En el gallinero
En 1879, gracias a la intervención de Pissarro, Gauguin fue invitado a participar en la cuarta exposición impresionista con un busto en mármol, aunque la pieza no llegó a ser incluida en el catálogo. Pero sería al año siguiente, en la quinta exposición del grupo, cuando haría su entrada, con ocho pinturas, en el círculo de los impresionistas. Gauguin comenzaba a dejar de ser un mero aficionado para convertirse en pintor, en el sentido estricto de la palabra.
De esa época data este pequeño estudio, de una espontaneidad y una frescura sorprendentes, que nos revela algo sobre la formación del artista. La escena del gallinero -unas gallinas negras y un pato, sobre el fondo del heno- se inscribe ante todo en el interés de su maestro Pissarro por los temas campesinos y nos remite a precedentes más antiguos, como el famoso cuadro de Greuze, La novia de pueblo, 1761, tan exaltado por Diderot, donde la gallina y sus polluelos se presentaban en primer término como una alegoría de la familia humana.

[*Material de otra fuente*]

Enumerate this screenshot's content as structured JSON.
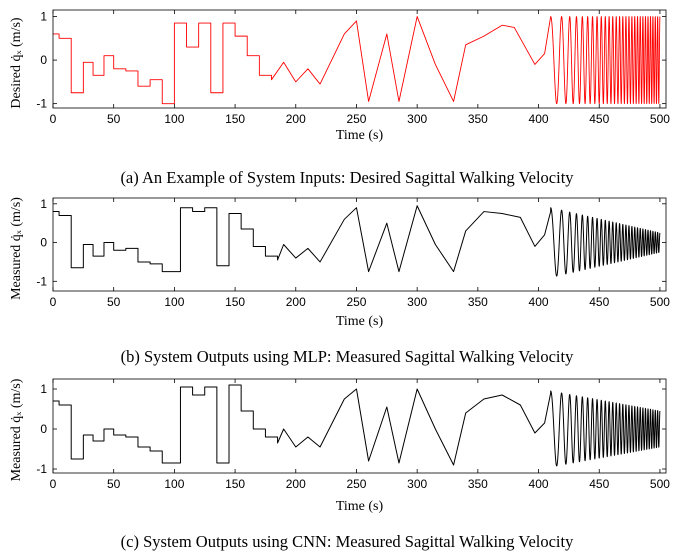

Las gallinas reaparecerán más adelante en la pintura de Gauguin en varias obras realizadas en Martinica y en Tahití, como un signo de la vida primitiva, donde los seres humanos viven en compañía de sus animales.
En todo caso, aparte de las resonancias simbólicas que se puedan descifrar en la elección del motivo, Gauguin hace de él un brillante ejercicio de pura pintura. Y es Manet, en este aspecto, el maestro cuya influencia se deja sentir más en este pequeño estudio. En su sobria armonía cromática, y especialmente en el vivo contraste entre el negro de las aves y el ocre amarillo de la paja, pues Manet había enseñado a tratar el negro como color. Tampoco sería en absoluto indigna de Manet la pincelada desenvuelta con que Gauguin trata el plumaje y las briznas de heno.